Uma série de chaves e um trinco enfeitam a arte do novo CD de Zélia Duncan, Acesso. Já a capa, mostra uma bifurcação, com a cantora no meio, e várias portas fechadas. Todos esses signos representam os 15 anos que a cantora levou para encontrar o sucesso, que só aconteceu, em 95, a bordo da música Catedral. Tendo iniciado a carreira no começo dos anos 80, um período complicado para artistas que faziam uma ponte entre a MPB e o pop, a artista se encontrou nestes anos 90, bem mais promíscuos em termos musicais.

Acesso, produzido por Christiaan Oyens, parceiro de Marina Lima, mostra a cantora em seu melhor e mais sofisticado trabalho, flertando mais abertamente com a música eletrônica e com "canções tão artesanais que até dão a impressão de terem sido feitas com ajuda de sintetizadoras", como afirmou, Zélia, em entrevista por telefone. Esse momento de maior maturidade musical vai ser visto hoje, às 22h, na boate Fun House.

A apresentação de hoje vai ser a primeira de Zélia Duncan aqui na cidade e é uma oportunidade para a cantora conhecer o seu público recifense. "O público da minha música não é de milhões, mas é um número fiel, que venho conquistando aos poucos durante a minha longa carreira", atestou.

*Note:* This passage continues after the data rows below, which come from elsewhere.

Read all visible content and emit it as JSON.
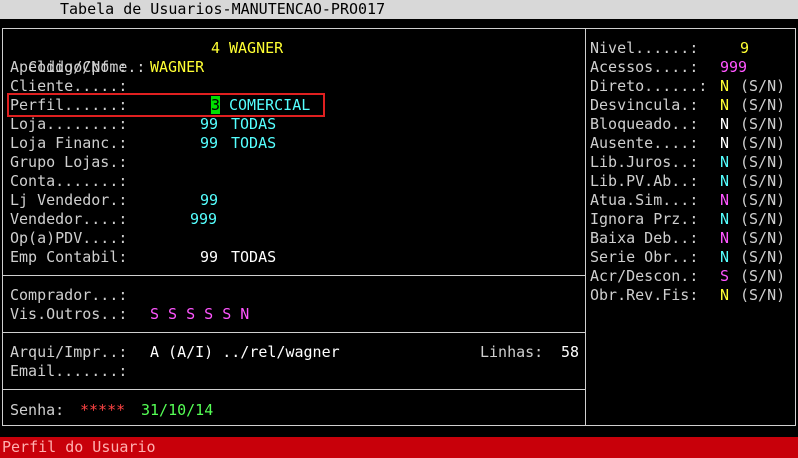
{
  "window": {
    "title": "Tabela de Usuarios-MANUTENCAO-PRO017"
  },
  "left": {
    "codigo_label": "Codigo/Nome.:",
    "codigo_num": "4",
    "codigo_nome": "WAGNER",
    "apelido_label": "Apelido/Cpf.:",
    "apelido_value": "WAGNER",
    "cliente_label": "Cliente.....:",
    "perfil_label": "Perfil......:",
    "perfil_num": "3",
    "perfil_desc": "COMERCIAL",
    "loja_label": "Loja........:",
    "loja_num": "99",
    "loja_desc": "TODAS",
    "lojafin_label": "Loja Financ.:",
    "lojafin_num": "99",
    "lojafin_desc": "TODAS",
    "grupo_label": "Grupo Lojas.:",
    "conta_label": "Conta.......:",
    "ljvend_label": "Lj Vendedor.:",
    "ljvend_num": "99",
    "vendedor_label": "Vendedor....:",
    "vendedor_num": "999",
    "pdv_label": "Op(a)PDV....:",
    "emp_label": "Emp Contabil:",
    "emp_num": "99",
    "emp_desc": "TODAS",
    "comprador_label": "Comprador...:",
    "visoutros_label": "Vis.Outros..:",
    "visoutros_value": "S S S S S N",
    "arqui_label": "Arqui/Impr..:",
    "arqui_value": "A (A/I) ../rel/wagner",
    "linhas_label": "Linhas:",
    "linhas_value": "58",
    "email_label": "Email.......:",
    "senha_label": "Senha:",
    "senha_value": "*****",
    "senha_date": "31/10/14"
  },
  "right": {
    "nivel_label": "Nivel......:",
    "nivel_value": "9",
    "acessos_label": "Acessos....:",
    "acessos_value": "999",
    "flags": [
      {
        "label": "Direto......:",
        "value": "N",
        "hint": "(S/N)"
      },
      {
        "label": "Desvincula.:",
        "value": "N",
        "hint": "(S/N)"
      },
      {
        "label": "Bloqueado..:",
        "value": "N",
        "hint": "(S/N)"
      },
      {
        "label": "Ausente....:",
        "value": "N",
        "hint": "(S/N)"
      },
      {
        "label": "Lib.Juros..:",
        "value": "N",
        "hint": "(S/N)"
      },
      {
        "label": "Lib.PV.Ab..:",
        "value": "N",
        "hint": "(S/N)"
      },
      {
        "label": "Atua.Sim...:",
        "value": "N",
        "hint": "(S/N)"
      },
      {
        "label": "Ignora Prz.:",
        "value": "N",
        "hint": "(S/N)"
      },
      {
        "label": "Baixa Deb..:",
        "value": "N",
        "hint": "(S/N)"
      },
      {
        "label": "Serie Obr..:",
        "value": "N",
        "hint": "(S/N)"
      },
      {
        "label": "Acr/Descon.:",
        "value": "S",
        "hint": "(S/N)"
      },
      {
        "label": "Obr.Rev.Fis:",
        "value": "N",
        "hint": "(S/N)"
      }
    ]
  },
  "status": {
    "text": "Perfil do Usuario"
  },
  "colors": {
    "status_bg": "#c8000a",
    "highlight": "#e02020",
    "cursor": "#00e000"
  }
}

Longa carreira, essa, que rendeu até um período cantando nos Emirados Árabes, período que lhe serviu de inspiração para compor o seu maior sucesso até hoje, Catedral, uma versão da música Cathedral Song, da cantora Tanita Tikaran.

"A letra de Catedral, fala de alguém exilado, só em um deserto, deserto esse que existia tanto como uma forma de linguagem quanto na realidade, pois lá nos Emirados Árabes existe um deserto. A letra original da música da Tanita Tikaran também fala de alguém exilado, principalmente no momento que ela canta: "Eu lhe vi da catedral". E essa catedral parece ser uma forma de se exilar das coisas. Nunca gostei muito de versões, mas Catedral pagou a minha língua. Eu cheguei a enviar a letra da minha versão para a Tanita, que aprovou a história que tinha criado em cima da canção dela", revelou.

"Eu podia ficar repetindo uma música como Catedral infinitamente, seria muito fácil, mas preferi arriscar". A busca de fugir da "maldição" do primeiro sucesso fez Zélia procurar outros vôos, como o bem sucedido CD Intimidade e o recente Acesso, que traz uma seleção de canções de amor buscando acesso no meio de uma série de "encontros no meio de tantos desencontros", como são, por exemplo, Quase Sem Querer, uma "cover da Legião Urbana que eu coloquei bem escondidinha no CD".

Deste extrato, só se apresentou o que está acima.